Ordenação ou consagração religiosa (parte II)

Continuação do post anterior.

 

Livres dos Fardos Religiosos

 

A Igreja, como sempre, não ficou com a simplicidade do evangelho e da igreja do primeiro século. Atraída pelas cerimônias romanas, criou seus rituais de ordenação religiosa, que acabaram virando tradições, que ainda estão enraizadas no catolicismo e em muitas igrejas orientais, protestantes e evangélicas. Vamos ver como isso aconteceu.

 

·       Entre os séculos II e III, o reconhecimento de pessoas para atuarem na obra de Deus se transformou em um ritual de passagem, onde as pessoas eram consagradas para ocuparem uma posição especial entre os cristãos. Como vimos na mensagem sobre hierarquia na igreja, nessa época, presbíteros, bispos e patriarcas já estavam acima do povo. [1] Sendo assim, a consagração dessas pessoas passou a significar uma porta de entrada para uma posição superior.

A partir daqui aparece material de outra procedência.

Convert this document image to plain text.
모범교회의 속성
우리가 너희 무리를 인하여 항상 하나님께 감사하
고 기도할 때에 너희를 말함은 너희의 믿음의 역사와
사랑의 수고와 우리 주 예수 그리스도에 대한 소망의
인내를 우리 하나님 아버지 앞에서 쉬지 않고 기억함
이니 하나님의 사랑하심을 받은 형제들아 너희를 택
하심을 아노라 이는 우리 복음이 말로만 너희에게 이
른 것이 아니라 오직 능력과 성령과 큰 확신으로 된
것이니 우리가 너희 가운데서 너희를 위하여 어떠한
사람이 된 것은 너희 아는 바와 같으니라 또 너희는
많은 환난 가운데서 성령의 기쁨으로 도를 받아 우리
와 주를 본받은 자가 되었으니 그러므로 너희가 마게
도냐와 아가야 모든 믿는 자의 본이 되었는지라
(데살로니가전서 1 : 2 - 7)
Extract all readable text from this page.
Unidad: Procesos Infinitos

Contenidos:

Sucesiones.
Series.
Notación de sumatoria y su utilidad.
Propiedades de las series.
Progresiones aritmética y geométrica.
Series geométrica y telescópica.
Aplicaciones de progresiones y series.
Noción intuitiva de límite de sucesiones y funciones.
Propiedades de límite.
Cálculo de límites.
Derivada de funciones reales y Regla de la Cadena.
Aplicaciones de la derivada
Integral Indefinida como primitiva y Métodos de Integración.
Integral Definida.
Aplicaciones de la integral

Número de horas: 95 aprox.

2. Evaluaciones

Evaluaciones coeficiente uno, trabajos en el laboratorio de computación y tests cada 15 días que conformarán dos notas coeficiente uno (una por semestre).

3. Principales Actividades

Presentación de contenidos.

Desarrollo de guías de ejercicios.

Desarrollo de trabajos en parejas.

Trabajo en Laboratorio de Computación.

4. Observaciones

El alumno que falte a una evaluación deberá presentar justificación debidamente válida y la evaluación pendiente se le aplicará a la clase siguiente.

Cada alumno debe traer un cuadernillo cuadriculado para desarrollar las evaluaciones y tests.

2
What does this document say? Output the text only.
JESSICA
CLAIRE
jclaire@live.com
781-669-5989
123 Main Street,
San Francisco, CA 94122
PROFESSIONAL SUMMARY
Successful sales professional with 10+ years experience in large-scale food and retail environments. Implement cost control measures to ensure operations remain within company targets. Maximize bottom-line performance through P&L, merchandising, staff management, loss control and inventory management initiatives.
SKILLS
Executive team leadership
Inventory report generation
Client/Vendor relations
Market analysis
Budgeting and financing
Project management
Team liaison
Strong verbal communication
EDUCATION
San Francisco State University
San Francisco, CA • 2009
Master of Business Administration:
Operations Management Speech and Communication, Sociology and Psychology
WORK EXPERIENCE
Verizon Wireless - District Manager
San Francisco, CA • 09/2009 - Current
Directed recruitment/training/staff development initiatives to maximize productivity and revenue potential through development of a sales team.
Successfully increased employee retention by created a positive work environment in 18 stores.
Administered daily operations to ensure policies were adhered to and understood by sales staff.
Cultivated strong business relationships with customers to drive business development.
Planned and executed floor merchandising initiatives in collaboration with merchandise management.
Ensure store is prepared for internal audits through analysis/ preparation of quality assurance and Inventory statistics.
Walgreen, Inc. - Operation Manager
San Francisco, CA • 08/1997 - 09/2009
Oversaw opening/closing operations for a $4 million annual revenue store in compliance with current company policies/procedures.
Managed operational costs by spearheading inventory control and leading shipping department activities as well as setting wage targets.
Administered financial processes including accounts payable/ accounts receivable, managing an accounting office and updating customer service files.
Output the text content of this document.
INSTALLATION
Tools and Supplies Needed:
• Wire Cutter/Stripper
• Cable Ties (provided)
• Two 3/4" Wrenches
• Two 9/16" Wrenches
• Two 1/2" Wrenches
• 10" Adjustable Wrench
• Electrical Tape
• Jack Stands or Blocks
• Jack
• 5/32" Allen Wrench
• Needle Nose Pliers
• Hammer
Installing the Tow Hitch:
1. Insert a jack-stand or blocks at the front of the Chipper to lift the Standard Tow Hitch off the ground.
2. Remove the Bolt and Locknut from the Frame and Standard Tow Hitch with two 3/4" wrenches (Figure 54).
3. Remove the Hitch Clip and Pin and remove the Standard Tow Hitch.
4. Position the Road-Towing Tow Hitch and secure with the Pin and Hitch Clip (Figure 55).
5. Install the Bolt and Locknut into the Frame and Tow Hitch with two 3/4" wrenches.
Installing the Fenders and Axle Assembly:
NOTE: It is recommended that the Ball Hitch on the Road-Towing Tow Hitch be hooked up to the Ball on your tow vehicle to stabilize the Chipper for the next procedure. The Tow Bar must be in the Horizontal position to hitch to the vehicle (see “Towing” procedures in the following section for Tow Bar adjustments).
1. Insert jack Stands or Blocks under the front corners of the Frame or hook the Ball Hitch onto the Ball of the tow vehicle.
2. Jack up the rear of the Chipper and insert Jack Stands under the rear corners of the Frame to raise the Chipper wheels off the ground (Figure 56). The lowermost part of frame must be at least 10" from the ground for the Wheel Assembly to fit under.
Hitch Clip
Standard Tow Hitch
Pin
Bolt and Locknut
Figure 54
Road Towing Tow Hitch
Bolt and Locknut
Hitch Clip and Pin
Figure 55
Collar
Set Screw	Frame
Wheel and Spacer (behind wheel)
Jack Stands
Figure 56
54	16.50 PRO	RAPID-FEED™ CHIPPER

Nessa época, Hipólito de Roma escreveu a obra Tradição Apostólica, onde fala da ordenação do bispo, do presbítero e do diácono. Ainda era um ritual bem simples, mas já começavam a aparecer as primeiras formalidades. Nessa obra, ele apresentou como seria essa cerimônia, incluindo uma oração montada para cada tipo de ordenação. [2]

 

·       Entre os século III e IV, sob a influência do costume romano de designar homens ao serviço civil, a igreja incrementou sua cerimônia de ordenação. Palavras utilizadas para a nomeação de cargos governamentais romanos passaram a ser usadas na ordenação de pessoas na Igreja. [3] No Sacramentário Veronense, sem data bem definida, na oração de ordenação de bispos, presbíteros e diáconos, encontramos termos como grau, honra e dignidade, próprios do ambiente imperial romano. [4] Observe que palavras como essas não combinam com a humildade e a igualdade propostas por Jesus. São termos que combinavam perfeitamente com a corte romana.

 

 

clip_image002[4]

Descrição: Tonsura. Data: 1473. Autor: Carlo Crivelli. Fonte: The Yorck Project: 10.000 Meisterwerke der Malerei. DVD-ROM, 2002. ISBN 3936122202. Distributed by DIRECTMEDIA Publishing GmbH. Licença DP.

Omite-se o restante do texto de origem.